Di conseguenza esigono dal Governo la disattivazione dei gruppi armati presenti nella zona e lo sgombero immediato degli asentamientos realizzati con la forza tra Monte Verde e Lomerío, dichiarandosi in stato di emergenza e mobilitazione.


****Lo stato feudale antidemocratico e anticampesino

Intanto la stampa ha pubblicato numerose informazioni e analisi che ci permettono di riaffermare che la colpa di questa guerra latente è da ricercare nelle istanze statali. Il Potere Esecutivo è arrivato ad annunciare la distribuzione di 1,3 milioni di ettari, quando l’INRA ha assicurato che esistono solo 500mila ettari di terra disponibili. “Il governo offre solo menzogne”, affermano i coloni.
La Procura intanto sarà giudicata dall’Assemblea per i Diritti Umani per aver oscurato i delitti commessi ai danni dei campesinos come nel caso del massacro di Pananti. Il potere Giudiziario ha condannato a soli 3 anni di prigione (con diritto alla scarcerazione) agli assassini di quel massacro, mentre condannava ad 8 anni i carcere i campesinos sopravvissuti. E il potere Legislativo si limita a discutere e promettere soluzioni che non arrivano mai.

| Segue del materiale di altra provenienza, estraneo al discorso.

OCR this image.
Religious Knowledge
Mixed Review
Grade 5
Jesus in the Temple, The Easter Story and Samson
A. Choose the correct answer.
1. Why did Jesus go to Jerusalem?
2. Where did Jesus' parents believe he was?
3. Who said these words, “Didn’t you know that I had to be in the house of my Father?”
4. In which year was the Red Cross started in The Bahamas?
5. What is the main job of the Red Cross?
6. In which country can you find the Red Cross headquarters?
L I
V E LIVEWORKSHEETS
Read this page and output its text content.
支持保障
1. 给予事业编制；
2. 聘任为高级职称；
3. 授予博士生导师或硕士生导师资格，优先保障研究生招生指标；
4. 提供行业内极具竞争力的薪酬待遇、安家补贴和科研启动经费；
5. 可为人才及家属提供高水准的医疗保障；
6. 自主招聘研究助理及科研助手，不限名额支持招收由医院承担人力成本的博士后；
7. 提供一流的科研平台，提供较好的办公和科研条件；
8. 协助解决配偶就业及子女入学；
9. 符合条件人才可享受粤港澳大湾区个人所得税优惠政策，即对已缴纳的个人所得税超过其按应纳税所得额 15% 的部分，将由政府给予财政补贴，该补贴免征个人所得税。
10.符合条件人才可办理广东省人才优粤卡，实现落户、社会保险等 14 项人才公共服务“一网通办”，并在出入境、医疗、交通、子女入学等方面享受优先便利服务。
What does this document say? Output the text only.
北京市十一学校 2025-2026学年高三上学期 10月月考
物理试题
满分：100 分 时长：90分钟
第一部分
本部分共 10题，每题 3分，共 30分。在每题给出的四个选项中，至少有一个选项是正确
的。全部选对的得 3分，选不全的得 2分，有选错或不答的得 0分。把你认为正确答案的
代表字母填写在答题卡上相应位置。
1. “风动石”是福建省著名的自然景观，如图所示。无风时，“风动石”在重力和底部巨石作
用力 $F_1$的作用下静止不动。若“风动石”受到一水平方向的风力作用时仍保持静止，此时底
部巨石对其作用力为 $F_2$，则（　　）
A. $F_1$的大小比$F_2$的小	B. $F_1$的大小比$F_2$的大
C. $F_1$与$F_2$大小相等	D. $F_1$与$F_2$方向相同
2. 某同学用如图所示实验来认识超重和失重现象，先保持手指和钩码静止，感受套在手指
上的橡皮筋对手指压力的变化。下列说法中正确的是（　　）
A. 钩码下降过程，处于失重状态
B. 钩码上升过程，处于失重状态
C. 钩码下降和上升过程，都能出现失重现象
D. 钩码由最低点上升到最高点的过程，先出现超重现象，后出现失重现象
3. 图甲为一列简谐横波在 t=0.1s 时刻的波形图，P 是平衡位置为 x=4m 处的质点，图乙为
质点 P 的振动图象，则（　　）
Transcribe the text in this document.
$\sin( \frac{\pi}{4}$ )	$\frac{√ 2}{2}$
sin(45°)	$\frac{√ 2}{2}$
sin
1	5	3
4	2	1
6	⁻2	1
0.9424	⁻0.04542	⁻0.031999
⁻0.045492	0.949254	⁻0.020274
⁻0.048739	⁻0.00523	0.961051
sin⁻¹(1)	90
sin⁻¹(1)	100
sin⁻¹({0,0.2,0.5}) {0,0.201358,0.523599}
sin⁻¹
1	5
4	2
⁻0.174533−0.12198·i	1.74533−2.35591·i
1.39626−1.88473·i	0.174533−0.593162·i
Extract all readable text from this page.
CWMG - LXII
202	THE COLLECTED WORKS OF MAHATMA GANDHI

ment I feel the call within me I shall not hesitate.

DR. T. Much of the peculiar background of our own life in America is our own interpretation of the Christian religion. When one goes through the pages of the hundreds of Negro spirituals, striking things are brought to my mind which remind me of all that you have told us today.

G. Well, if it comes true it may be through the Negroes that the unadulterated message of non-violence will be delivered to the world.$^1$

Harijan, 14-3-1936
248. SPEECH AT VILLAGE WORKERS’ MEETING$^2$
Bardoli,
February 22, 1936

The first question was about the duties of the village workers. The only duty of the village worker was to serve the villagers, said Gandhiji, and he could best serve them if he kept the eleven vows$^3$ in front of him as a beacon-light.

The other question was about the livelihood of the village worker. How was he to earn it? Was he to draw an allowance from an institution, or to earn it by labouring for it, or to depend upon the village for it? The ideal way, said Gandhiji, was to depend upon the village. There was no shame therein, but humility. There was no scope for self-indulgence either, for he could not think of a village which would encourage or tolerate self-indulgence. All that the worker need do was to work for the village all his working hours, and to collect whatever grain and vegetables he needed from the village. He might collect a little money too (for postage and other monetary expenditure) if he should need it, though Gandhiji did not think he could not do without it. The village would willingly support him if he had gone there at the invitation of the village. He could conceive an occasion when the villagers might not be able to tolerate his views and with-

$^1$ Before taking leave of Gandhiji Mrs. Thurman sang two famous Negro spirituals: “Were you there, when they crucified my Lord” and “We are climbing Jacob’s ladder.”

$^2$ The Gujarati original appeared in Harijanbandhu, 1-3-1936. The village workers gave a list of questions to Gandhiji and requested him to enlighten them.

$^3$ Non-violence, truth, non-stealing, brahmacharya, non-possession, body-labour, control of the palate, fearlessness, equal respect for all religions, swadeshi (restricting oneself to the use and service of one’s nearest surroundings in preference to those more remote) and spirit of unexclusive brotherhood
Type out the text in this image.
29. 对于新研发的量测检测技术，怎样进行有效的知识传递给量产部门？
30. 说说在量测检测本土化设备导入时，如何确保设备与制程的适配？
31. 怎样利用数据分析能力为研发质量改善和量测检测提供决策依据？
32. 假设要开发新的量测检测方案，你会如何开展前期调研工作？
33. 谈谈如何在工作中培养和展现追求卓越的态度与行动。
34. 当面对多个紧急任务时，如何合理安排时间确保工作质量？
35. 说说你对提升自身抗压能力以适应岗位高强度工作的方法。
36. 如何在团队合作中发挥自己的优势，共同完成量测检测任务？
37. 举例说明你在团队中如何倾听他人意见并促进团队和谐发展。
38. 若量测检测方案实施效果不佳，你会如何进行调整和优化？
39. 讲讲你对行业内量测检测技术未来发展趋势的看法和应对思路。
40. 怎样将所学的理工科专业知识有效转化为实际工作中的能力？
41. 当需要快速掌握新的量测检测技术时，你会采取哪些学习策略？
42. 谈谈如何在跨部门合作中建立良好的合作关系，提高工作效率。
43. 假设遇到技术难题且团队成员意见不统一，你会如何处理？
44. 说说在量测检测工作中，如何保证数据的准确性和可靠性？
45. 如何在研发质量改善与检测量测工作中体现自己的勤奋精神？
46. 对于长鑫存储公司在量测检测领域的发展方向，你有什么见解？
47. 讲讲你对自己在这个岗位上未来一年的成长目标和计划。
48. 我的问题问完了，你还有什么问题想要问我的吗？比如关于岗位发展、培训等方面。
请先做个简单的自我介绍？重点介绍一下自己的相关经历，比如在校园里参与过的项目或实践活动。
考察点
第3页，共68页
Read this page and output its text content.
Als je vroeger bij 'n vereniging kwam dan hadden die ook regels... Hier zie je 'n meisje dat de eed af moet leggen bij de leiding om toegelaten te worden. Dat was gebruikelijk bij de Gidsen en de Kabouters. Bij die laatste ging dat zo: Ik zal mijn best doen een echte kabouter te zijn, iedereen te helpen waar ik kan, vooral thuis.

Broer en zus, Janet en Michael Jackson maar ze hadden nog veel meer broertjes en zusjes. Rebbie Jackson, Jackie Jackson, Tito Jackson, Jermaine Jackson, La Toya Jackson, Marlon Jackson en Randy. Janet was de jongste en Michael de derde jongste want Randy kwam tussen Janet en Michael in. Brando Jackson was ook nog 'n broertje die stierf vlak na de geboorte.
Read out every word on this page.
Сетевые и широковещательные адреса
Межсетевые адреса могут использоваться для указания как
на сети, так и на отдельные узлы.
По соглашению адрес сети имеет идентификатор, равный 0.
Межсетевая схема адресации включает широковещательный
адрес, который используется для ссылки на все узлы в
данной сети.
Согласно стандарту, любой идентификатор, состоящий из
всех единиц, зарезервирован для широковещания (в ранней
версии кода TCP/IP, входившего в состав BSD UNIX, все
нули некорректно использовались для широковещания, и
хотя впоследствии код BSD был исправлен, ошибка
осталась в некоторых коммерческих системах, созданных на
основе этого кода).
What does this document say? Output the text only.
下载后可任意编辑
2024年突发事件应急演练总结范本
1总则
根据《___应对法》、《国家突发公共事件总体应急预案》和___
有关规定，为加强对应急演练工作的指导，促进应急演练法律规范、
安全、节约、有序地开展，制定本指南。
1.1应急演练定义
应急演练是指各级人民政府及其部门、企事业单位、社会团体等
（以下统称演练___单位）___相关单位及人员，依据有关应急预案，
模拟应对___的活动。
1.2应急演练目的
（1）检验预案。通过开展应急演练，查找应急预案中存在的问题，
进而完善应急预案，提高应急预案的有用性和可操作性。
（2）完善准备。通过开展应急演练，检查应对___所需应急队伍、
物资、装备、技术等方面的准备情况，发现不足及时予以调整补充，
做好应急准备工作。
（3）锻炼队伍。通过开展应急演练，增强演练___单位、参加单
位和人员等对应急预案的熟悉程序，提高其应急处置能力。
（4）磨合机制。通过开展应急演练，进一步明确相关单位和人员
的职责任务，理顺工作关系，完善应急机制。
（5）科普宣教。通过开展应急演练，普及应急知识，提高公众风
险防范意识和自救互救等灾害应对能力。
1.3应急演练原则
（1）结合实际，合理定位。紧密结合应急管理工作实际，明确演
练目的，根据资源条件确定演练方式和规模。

Il giornale Opinión ha dichiarato che dopo la Riforma Agraria “si è distribuita più terra che quella misurabile sull’intero territorio nazionale” e ci sono dati sufficienti che permettono di affermare che la maggior parte delle terre distribuite arbitrariamente a singoli latifondisti (in buona parte uomini di fiducia dei politici- come afferma il giornale stesso), in totale 120 milioni di ettari, sono stati distribuiti durante i governi dittatoriali. Tuttavia queste distribuzioni sono ritenute legali.
Continuiamo a vivere in un paese dove un pugno di impresari grandi e medi ¾ della terra disponibile, e dove in questo momento ci sono 14 gruppi paramilitari pagati per difendere questa proprietà diseguale. Siamo anche in un paese dove il movimento indigeno e campesino è in ascesa e non sembra disposto a continuare a vivere nell’indigenza.

Se non si promuove una volontà politica di dare soluzioni alle grandi problematiche create dalla gestione discrezionale, anticostituzionale e neocolonialista della terra, il paese tornerà a vivere giorni di sangue.